T'aimes bien la polémique toi hein, mon propos de départ c'était juste que mon PM tourne à 34° parce qu'il fait 19° dans la pièce, si je passe à 27° voir 30° bah le mac va monter à 50° facile parce que l'échange thermique sera moins bon. Alors si l'imac est à 60° dans une pièce à 19°, je voudrais bien voir la gueule qu'il va faire dans une pièce à 30° et surtout le bruit, on va atteindre des limites très rapidement. Demande aux utilisateurs d'imac DV pendant la canicule, ces imacs qui sont refroidis uniquement par dissipation thermique, certains ont cramés tout simplement.

Pendant la canicule, les PC sont tombés comme des mouches, ça faisait le bonheur du JT de Pernot y paraît   




> en plus, puisque tu te sens l'ame d'un scientifique, tu devrais etre le premier a savoir qu'a fortes temperatures, entre un humain et un ordi, lequel souffrirait le plus....

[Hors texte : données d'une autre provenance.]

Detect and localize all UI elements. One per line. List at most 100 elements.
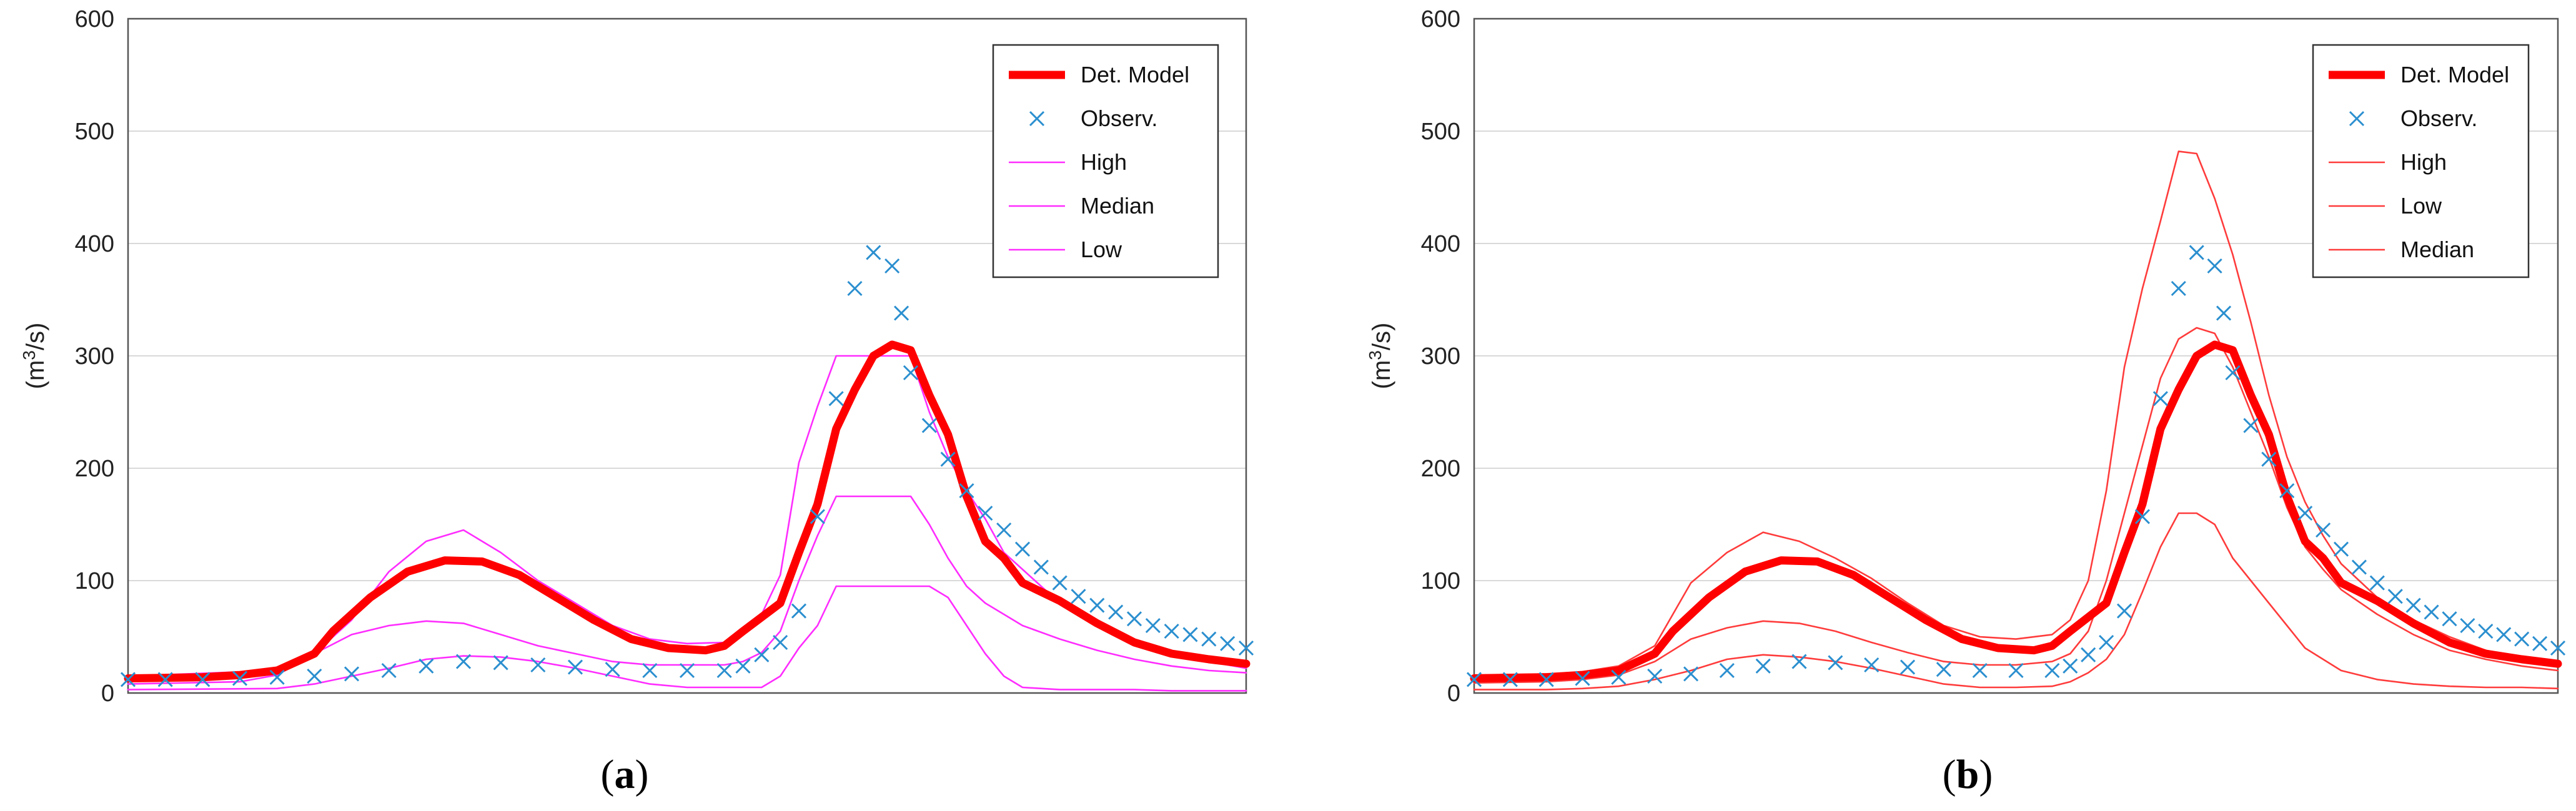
observ-point <box>2099 634 2114 651</box>
observ-point <box>2405 597 2421 613</box>
observ-point <box>2261 451 2277 467</box>
y-tick-label: 500 <box>75 119 114 145</box>
observ-point <box>773 634 788 651</box>
observ-point <box>1164 623 1179 639</box>
observ-point <box>2225 365 2241 381</box>
panel-label: (a) <box>601 752 649 797</box>
observ-point <box>2116 603 2133 619</box>
observ-point <box>2152 391 2168 406</box>
series-line-high <box>127 355 1247 677</box>
observ-point <box>996 522 1012 538</box>
legend-label: Median <box>2400 237 2474 262</box>
series-markers-observ <box>1466 245 2566 687</box>
observ-point <box>120 672 136 687</box>
observ-point <box>1201 631 1217 647</box>
y-tick-label: 500 <box>1421 119 1460 145</box>
observ-point <box>1791 654 1807 669</box>
chart-panel-a: 0 100 200 300 400 500 600 (m3/s) Det. Model Obser… <box>19 6 1254 797</box>
observ-point <box>1647 668 1663 684</box>
observ-point <box>2063 658 2078 674</box>
observ-point <box>903 365 919 381</box>
observ-point <box>1238 640 1254 656</box>
series-line-high <box>1473 150 2559 676</box>
observ-point <box>1014 541 1031 557</box>
observ-point <box>679 662 695 679</box>
plot-frame <box>1473 17 2559 694</box>
observ-point <box>1972 662 1988 679</box>
series-line-median <box>127 495 1247 685</box>
observ-point <box>307 668 322 684</box>
y-tick-label: 0 <box>1447 681 1460 707</box>
observ-point <box>2279 483 2295 499</box>
legend-label: Det. Model <box>1081 62 1189 87</box>
observ-point <box>2478 623 2494 639</box>
y-tick-label: 100 <box>75 568 114 594</box>
y-tick-label: 0 <box>101 681 114 707</box>
observ-point <box>2216 305 2232 321</box>
observ-point <box>157 672 173 687</box>
observ-point <box>2351 559 2367 575</box>
observ-point <box>735 658 751 674</box>
y-tick-label: 600 <box>1421 6 1460 32</box>
observ-point <box>754 647 770 662</box>
series-line-det-model <box>124 340 1251 683</box>
series-line-low <box>1473 512 2559 691</box>
observ-point <box>2460 617 2475 634</box>
observ-point <box>1108 604 1124 620</box>
observ-point <box>1611 669 1627 685</box>
observ-point <box>2243 418 2259 433</box>
observ-point <box>381 662 397 679</box>
series-line-low <box>127 585 1247 692</box>
observ-point <box>195 672 211 687</box>
legend-label: Median <box>1081 193 1154 219</box>
observ-point <box>2207 258 2222 274</box>
observ-point <box>530 657 546 673</box>
observ-point <box>978 505 993 521</box>
legend: Det. Model Observ. High Median Low <box>992 44 1219 278</box>
legend-label: Low <box>2400 193 2442 219</box>
series-line-median <box>1473 327 2559 684</box>
y-tick-label: 300 <box>75 343 114 370</box>
y-tick-label: 200 <box>1421 456 1460 482</box>
observ-point <box>894 305 909 321</box>
observ-point <box>344 666 360 682</box>
legend-label: Low <box>1081 237 1122 262</box>
observ-point <box>884 258 900 274</box>
observ-point <box>1538 672 1554 687</box>
observ-point <box>2442 611 2457 627</box>
y-axis-label: (m3/s) <box>19 323 49 390</box>
series-markers-observ <box>120 245 1254 687</box>
observ-point <box>2514 631 2530 647</box>
legend-label: Det. Model <box>2400 62 2509 87</box>
observ-point <box>866 245 881 260</box>
observ-point <box>2297 505 2313 521</box>
observ-point <box>1683 666 1699 682</box>
y-tick-label: 100 <box>1421 568 1460 594</box>
observ-point <box>959 483 974 499</box>
observ-point <box>940 451 956 467</box>
observ-point <box>642 662 658 679</box>
y-tick-label: 200 <box>75 456 114 482</box>
panel-label: (b) <box>1943 752 1993 797</box>
observ-point <box>2550 640 2566 656</box>
legend-label: Observ. <box>1081 106 1157 131</box>
observ-point <box>2316 522 2331 538</box>
observ-point <box>493 655 508 671</box>
observ-point <box>810 509 825 524</box>
observ-point <box>1220 636 1236 651</box>
legend-label: High <box>2400 149 2447 175</box>
observ-point <box>1755 658 1771 674</box>
observ-point <box>2496 627 2512 642</box>
plot-frame <box>127 17 1247 694</box>
legend-marker-observ <box>2349 111 2365 127</box>
observ-point <box>1828 655 1843 671</box>
observ-point <box>1719 662 1735 679</box>
observ-point <box>1936 662 1951 677</box>
observ-point <box>1182 627 1198 642</box>
legend-label: Observ. <box>2400 106 2477 131</box>
observ-point <box>419 658 434 674</box>
series-line-det-model <box>1470 340 2562 683</box>
observ-point <box>1575 671 1590 686</box>
observ-point <box>2008 662 2024 679</box>
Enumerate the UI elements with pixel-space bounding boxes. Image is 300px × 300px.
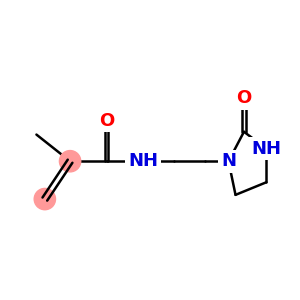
Text: N: N xyxy=(221,152,236,170)
Circle shape xyxy=(59,151,81,172)
Circle shape xyxy=(34,188,56,210)
Text: NH: NH xyxy=(251,140,281,158)
Text: O: O xyxy=(236,89,252,107)
Text: NH: NH xyxy=(128,152,158,170)
Text: O: O xyxy=(99,112,114,130)
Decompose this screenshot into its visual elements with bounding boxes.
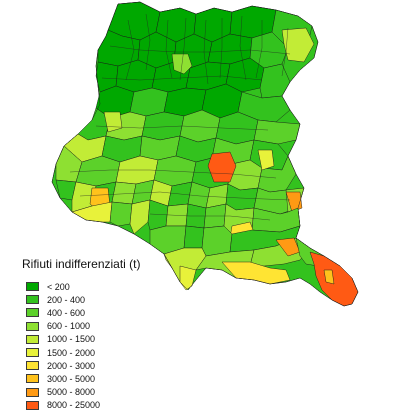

Et ????  C'est quoi le rapport ?    Je sais pas, faudrait faire un bilan, y a eu 3000 morts je crois, faudrait voir combien de pc ont claqué, mais ça me paraît être un calcul d'assez mauvais goût. En tout cas un humain à x façons de refroidir son corps, le PC, lui n'en a que 2, la dissipation et l'échange thermique.


----------



## calvin (5 Février 2005)

renseignes toi un minimum sur ces morts avant de sortir ca


il a fait aussi chaud en france cet ete la que dans certaines regions tres peuplees d'australie et pourtant y a pas de morts en australie par milliers que je sache

enfin, verifies bien quelles categories de personnes sont mortes en france...



bon, je vais pas continuer, tu es monsieur je sais tout

allez, on va te donner raison, nos imac vont crever l'ete prochain, on peut deja commencer a paniquer comme des malades


----------



## NightWalker (5 Février 2005)

A vous entendre je dois avoir extemement de la chance...

Mon iMac G5 est en perf mac depuis le premier jour, mi-decemvre 2004. C'est la raison pour laquelle je peux faire tourner en permanent folding@home (version shell), seti@home en des encodage ffmpegX. 

Avec tout ça Safari, Mail, iTunes qui tournent sans aucune rupture, une merveille de machine...

Actuellement à la place de Mail et iTunes, j'ai Safari et iPhoto 05 (je prépare un portfolio pour mes copines  ) qui tournent en plus de folding et seti.

Pas un bruit, juste un tout léger souffle et je viens de toucher l'écran, pas plus chaud que ma télé. Elle n'es plus arretée depuis... que je l'ai reçu. Juste quelques redémarrages après chaque mise à jour...

Je suis hyper content de cette machine...


----------



## JPTK (5 Février 2005)

calvin a dit:
			
		

> renseignes toi un minimum sur ces morts avant de sortir ca
> 
> 
> il a fait aussi chaud en france cet ete la que dans certaines regions tres peuplees d'australie et pourtant y a pas de morts en australie par milliers que je sache
> ...



Mais tu m'emmerdes, c'est toi qui parle de tout et de n'importe quoi. J'ai juste au départ émis un doute sur la capacité de l'imac G5 à fonctionner dans un environnement trop chaud ? C'est un crime de se poser des questions ? Alors arrête un peu tu me saoules t'es buté comme un flic.


----------



## calvin (5 Février 2005)

tu t'emportes pour rien

je te faisais remarquer que les macs n'etaient pas non plus des machines a ce point fragiles et que la marge de fonctionnement etait largement suffisante pour resister amplement a 50° en exterieur

faut pas non comparer des pc de merdes montes avec des composants bas de gamme et apple qui sait tres bien optimiser l'interieur de ses ordis


ce qui est chiant, c'est que t'es parti dans tes theories d'echanges thermiques....

c'est pas gentil pour les flics


----------



## JPTK (5 Février 2005)

OK, on fait la paix alors


----------



## calvin (5 Février 2005)

je m'exuse


----------



## JPTK (5 Février 2005)

Moi aussi


----------



## calvin (5 Février 2005)

jaipatoukompri a dit:
			
		

>




lol

je refuse de faire la fille


----------



## chrisphilrom (5 Février 2005)

Arrêtez. On va chialer !
Vous me laisserez un petit calvinjaipatoukompri de côté.   
PS : si vous avez la réponse à ma question sur les barettes mém (sujet : quel CAS...), ça serait trop sympa.


----------